You will have noticed that the sem command was, well, it was really long. (I wrote a little loop to get all the constraints right.) You will also have noticed that there is a lot of redundant output because our SEM model has so many constraints. Why would anyone go to all this trouble to do something that is so simple with xtmixed? The answer lies in all of those constraints. With sem we can relax any of those constraints we wish!
Relax the constraint that the V# have the same variance and you can introduce heteroskedasticity in the 2nd-level effects. That seems a little silly when there are only two levels, but imagine there were 10 levels.
Add a covariance between the V# and you introduce correlation between the groups in the 3rd level.
What’s more, the pattern of heteroskedasticity and correlation can be arbitrary. Here is our path diagram redrawn to represent children within schools within counties and increasing the number of groups in the 2nd level.

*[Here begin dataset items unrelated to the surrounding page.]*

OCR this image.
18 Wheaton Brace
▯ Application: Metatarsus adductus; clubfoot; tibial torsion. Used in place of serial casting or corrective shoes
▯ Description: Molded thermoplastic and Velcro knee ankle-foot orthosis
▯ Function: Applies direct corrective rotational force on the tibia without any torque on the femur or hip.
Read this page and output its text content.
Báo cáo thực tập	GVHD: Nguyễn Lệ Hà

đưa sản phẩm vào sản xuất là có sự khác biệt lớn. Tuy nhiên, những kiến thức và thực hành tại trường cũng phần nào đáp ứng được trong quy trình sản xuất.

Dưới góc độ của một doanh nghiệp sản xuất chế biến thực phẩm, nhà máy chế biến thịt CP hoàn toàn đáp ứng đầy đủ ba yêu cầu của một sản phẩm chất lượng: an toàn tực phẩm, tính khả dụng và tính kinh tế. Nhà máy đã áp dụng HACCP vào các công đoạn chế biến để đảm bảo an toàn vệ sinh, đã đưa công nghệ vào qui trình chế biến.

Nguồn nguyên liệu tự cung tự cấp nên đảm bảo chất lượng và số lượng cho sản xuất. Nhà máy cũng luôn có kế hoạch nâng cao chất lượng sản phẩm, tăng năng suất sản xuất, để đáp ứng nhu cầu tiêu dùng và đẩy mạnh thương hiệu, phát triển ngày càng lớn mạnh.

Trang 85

We have 5 counties at the 3rd level and two schools within each county at the 2nd level — for a total of 10 dimensions in our multivariate regression. The diagram does not change based on the number of children drawn from each school.
Our regression coefficients have been organized horizontally down the center of the diagram to allow room along the left and right for the random effects. Taken as a multilevel model, we have only a single covariate — x. Just to be clear, we could generalize this to multiple covariates by adding more boxes with covariates for each dependent variable in the diagram.
The labels are chosen carefully. The 3rd-level effects N1, N2, and N3 are for northern counties, and the remaining second level effects S1 and S2 are for southern counties. There is a separate dependent variable and associated error for each school. We have 4 public schools (pub1 pub2, pub3, and pub4); three private schools (prv1 prv2, and prv3); and 3 church-sponsored schools (chr1 chr2, and chr3).
The multivariate structure seen in the diagram makes it clear that we can relax some constraints that the multilevel model imposes. Because the sem representation of the model breaks the 2nd level effect into an effect for each county, we can apply a structure to the 2nd level effect. Consider the path diagram below.
We have correlated the effects for the 3 northern counties. We did this by drawing curved lines between the effects. We have also correlated the effects of the two southern counties. xtmixed does not allow these types of correlations. Had we wished, we could have constrained the correlations of the 3 northern counties to be the same.
We could also have allowed the northern and southern counties to have different variances. We did just that in the diagram below by constraining the northern counties variances to be N and the southern counties variances to be S.
In this diagram we have also correlated the errors for the 4 public schools. As drawn, each correlation is free to take on its own values, but we could just as easily constrain each public school to be equally correlated with all other public schools. Likewise, to keep the diagram readable, we did not correlate the private schools with each other or the church schools with each other. We could have done that.
There is one thing that xtmixed can do that sem cannot. It can put a structure on the residual correlations within the 2nd level groups. xtmixed has a special option, residuals(), for just this purpose.
With xtmixed and sem you get,
- robust and cluster-robust SEs
- survey data
With sem you also get
- endogenous covariates
- estimation by GMM
- missing data — MAR (also called missing on observables)
- heteroskedastic effects at any level
- correlated effects at any level
- easy score tests using estat scoretests
- are the coefficients truly are the same across all equations/levels, whether effects?
- are effects or sets of effects uncorrelated?
- are effects within a grouping homoskedastic?
- …
Whether you view this rethinking of multilevel random-effects models as multivariate structural equation models (SEMs) as interesting, or merely an academic exercise, depends on whether your model calls for any of the items in the second list.